Answer from Lori in Asia.

I'm sure the answer to this question will vary according to where you feel you are called (as far as being able to teach national children). Probably in most countries you could get a job teaching English quite easily, though maybe not in a public school.

Please don't discount teaching MKs (missionary kids), as this would not only give you a legitimate reason for being on the field and, in most cases, plenty of opportunity to minister to nationals in you free time, but would also possibly enable other families to stay on the field who would otherwise go home due to problems schooling their children.

"Education opens up the world."

Answer from Ari, who served for six years in Asia and North Africa and then became International Director of Global Intent.

Being an educator can open up the unreached world for you. The greatest needs are in this area! You can probably go to any country in the 10/40 window as an educator.

But take time to prepare yourself ministerially, first. Too many people go unprepared. Finding a job is the easy part; being effective in ministry is the tough part.

"Serve overseas in an orphanage."

Answer from the AskAMissionary staff.

Serve abandoned or orphaned children, from infants to teens, in Christian childcare facilities around the world. Volunteers are needed to help with a variety of tasks, including child care, medical and dental services, construction, administration, and teaching.

Christian Orphanages has link to 150 such Christian facilities. The search engine can take you directly to countries or types of ministry in which you may be interested, or take advantage of the "Ask Us" service to obtain personalized assistance. Special thanks to the web folks at Mission Finder.

"Great Commission opportunities abound for educators."

Answer from Michael, who has served with TeachBeyond in Germany and the United States for ten years.

I serve as the Director of Mobilization for Teach Beyond, a mission that focuses on Great-Commission-focused educational initiatives. We are overwhelmed by the number of ever-increasing opportunities for educators to serve in a variety of roles around the world.

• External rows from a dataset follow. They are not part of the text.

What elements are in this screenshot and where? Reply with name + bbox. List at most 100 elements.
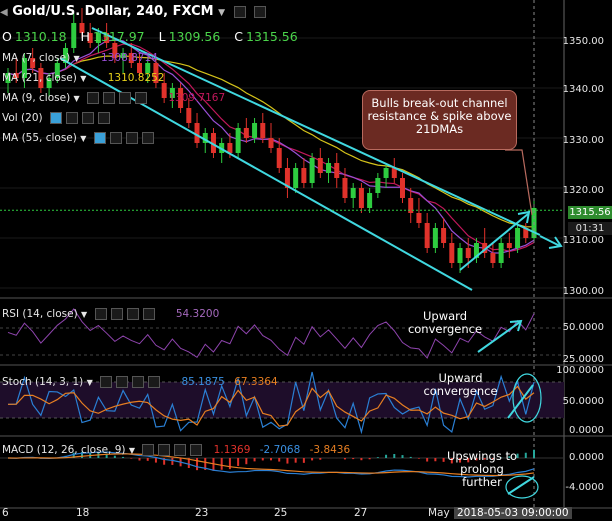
breakout-arrowhead — [517, 210, 531, 224]
rsi-value: 54.3200 — [175, 308, 220, 320]
ohlc-readout: O 1310.18 H 1317.97 L 1309.56 C 1315.56 — [2, 29, 298, 44]
candle-body — [441, 228, 447, 243]
candle-body — [104, 33, 110, 43]
legend-ma21[interactable]: MA (21, close) ▼ 1310.8252 — [2, 72, 165, 84]
eye-icon[interactable] — [142, 444, 155, 456]
settings-icon[interactable] — [116, 376, 129, 388]
legend-rsi[interactable]: RSI (14, close) ▼ 54.3200 — [2, 308, 220, 320]
lock-icon[interactable] — [174, 444, 187, 456]
legend-ma7[interactable]: MA (7, close) ▼ 1308.8714 — [2, 52, 158, 64]
channel-extension-arrowhead — [548, 236, 563, 249]
stoch-annotation: Upward convergence — [423, 371, 498, 398]
settings-icon[interactable] — [158, 444, 171, 456]
time-tick: 18 — [76, 507, 90, 519]
candle-body — [326, 163, 332, 173]
symbol-title: Gold/U.S. Dollar, 240, FXCM — [12, 4, 214, 19]
close-icon[interactable] — [135, 92, 148, 104]
price-tick: 1350.00 — [562, 36, 604, 47]
legend-macd[interactable]: MACD (12, 26, close, 9) ▼ 1.1369 -2.7068… — [2, 444, 351, 456]
candle-body — [120, 53, 126, 58]
ma21-line — [7, 55, 534, 228]
candle-body — [498, 243, 504, 263]
candle-body — [309, 158, 315, 183]
candle-body — [194, 123, 200, 143]
candle-body — [473, 243, 479, 258]
candle-body — [112, 43, 118, 58]
price-tick: 1320.00 — [562, 185, 604, 196]
lock-icon[interactable] — [132, 376, 145, 388]
settings-icon[interactable] — [65, 112, 78, 124]
candle-body — [21, 58, 27, 78]
lock-icon[interactable] — [125, 132, 138, 144]
candle-body — [465, 248, 471, 258]
stoch-d-value: 67.3364 — [234, 376, 278, 388]
open-value: 1310.18 — [14, 29, 67, 44]
eye-icon[interactable] — [93, 132, 106, 144]
close-icon[interactable] — [142, 308, 155, 320]
settings-icon[interactable] — [109, 132, 122, 144]
close-value: 1315.56 — [246, 29, 298, 44]
eye-icon[interactable] — [100, 376, 113, 388]
eye-icon[interactable] — [87, 92, 100, 104]
lock-icon[interactable] — [119, 92, 132, 104]
candle-body — [367, 193, 373, 208]
legend-ma55[interactable]: MA (55, close) ▼ — [2, 132, 154, 144]
rsi-trend-arrow — [477, 321, 521, 353]
rsi-tick: 25.0000 — [562, 354, 604, 365]
ma7-value: 1308.8714 — [101, 52, 158, 64]
candle-body — [391, 168, 397, 178]
candle-body — [383, 168, 389, 178]
candle-body — [145, 63, 151, 73]
chevron-down-icon[interactable]: ▼ — [218, 8, 226, 18]
candle-body — [227, 143, 233, 153]
close-icon[interactable] — [97, 112, 110, 124]
settings-icon[interactable] — [110, 308, 123, 320]
candle-body — [243, 128, 249, 138]
current-price-label: 1315.56 — [568, 206, 612, 219]
ma9-value: 1309.7167 — [168, 92, 226, 104]
candle-body — [424, 223, 430, 248]
candle-body — [210, 133, 216, 153]
candle-body — [358, 188, 364, 208]
breakout-arrow — [459, 213, 529, 271]
cursor-time-label: 2018-05-03 09:00:00 — [454, 507, 572, 519]
candle-body — [38, 68, 44, 88]
candle-body — [235, 128, 241, 153]
legend-ma9[interactable]: MA (9, close) ▼ 1309.7167 — [2, 92, 226, 104]
macd-trend-arrow — [507, 476, 535, 495]
legend-vol[interactable]: Vol (20) — [2, 112, 110, 124]
price-tick: 1330.00 — [562, 135, 604, 146]
candle-body — [79, 23, 85, 33]
candle-body — [268, 138, 274, 148]
lock-icon[interactable] — [254, 5, 267, 18]
rsi-tick: 50.0000 — [562, 322, 604, 333]
rsi-annotation: Upward convergence — [407, 309, 483, 336]
stoch-trend-arrow — [507, 384, 534, 419]
lock-icon[interactable] — [81, 112, 94, 124]
chart-title: ◀ Gold/U.S. Dollar, 240, FXCM ▼ — [0, 4, 267, 24]
eye-icon[interactable] — [94, 308, 107, 320]
candle-body — [54, 63, 60, 78]
legend-stoch[interactable]: Stoch (14, 3, 1) ▼ 85.1875 67.3364 — [2, 376, 278, 388]
candle-body — [482, 243, 488, 253]
candle-body — [284, 168, 290, 188]
settings-icon[interactable] — [233, 5, 246, 18]
close-icon[interactable] — [148, 376, 161, 388]
close-icon[interactable] — [141, 132, 154, 144]
macd-signal-line — [7, 453, 535, 477]
settings-icon[interactable] — [103, 92, 116, 104]
price-tick: 1340.00 — [562, 84, 604, 95]
channel-resistance-line — [91, 27, 541, 236]
close-icon[interactable] — [190, 444, 203, 456]
candle-body — [334, 163, 340, 178]
macd-highlight-ellipse — [505, 475, 539, 499]
candle-body — [342, 178, 348, 198]
callout-pointer — [505, 149, 533, 216]
collapse-icon[interactable]: ◀ — [0, 7, 8, 18]
eye-icon[interactable] — [49, 112, 62, 124]
candle-body — [375, 178, 381, 193]
candle-body — [202, 133, 208, 143]
lock-icon[interactable] — [126, 308, 139, 320]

Serving at a school geared towards missionary kids helps many missionary families stay overseas and can also "release" existing missionaries from the temporary positions they needed to fill at the school. There are also a countless number of opening at schools that use education as an outreach to establish or develop the church in their region. Many of these schools are in limited-access countries where you'd have the opportunity to teach students who may have never met a believer.

In addition to the K-12 teaching opportunities, there are also needs for educators to be working with adults in theological education, teacher education, and EFL. It has been so exciting to see how God is using education in the work of foreign missions. Thus, if you are an educator and wondering if your degree/experience is needed in missions, I'd encourage you to take the next step of exploring the countless opportunities you'd have to make an impact for the sake of the Great Commission.

"Serve in a Christian school."

Answer from Cesar in Dominican Republic, who has served with Doulos Discovery School in Dominican Republic for two years.

A degree in education is a great tool to serve in missions. There are many Christian schools around the world that are offering monolingual or bilingual instruction to their students. In a Christian school, the recruitment of qualified teachers is a real challenge, because it is not only a question of finding a certified teacher but also one who is a mature Christian and who loves God enough to invest in the kingdom of God using his or her gifts and abilities.

One option to serve in the Caribbean is Doulos Discovery School. It is a Christian school located in the mountainous area of the Dominican Republic where many people do not have the opportunity of a good education. The mission of the school is "educating and equipping servant leaders through Christian discipleship and expeditionary learning to impact the Dominican Republic."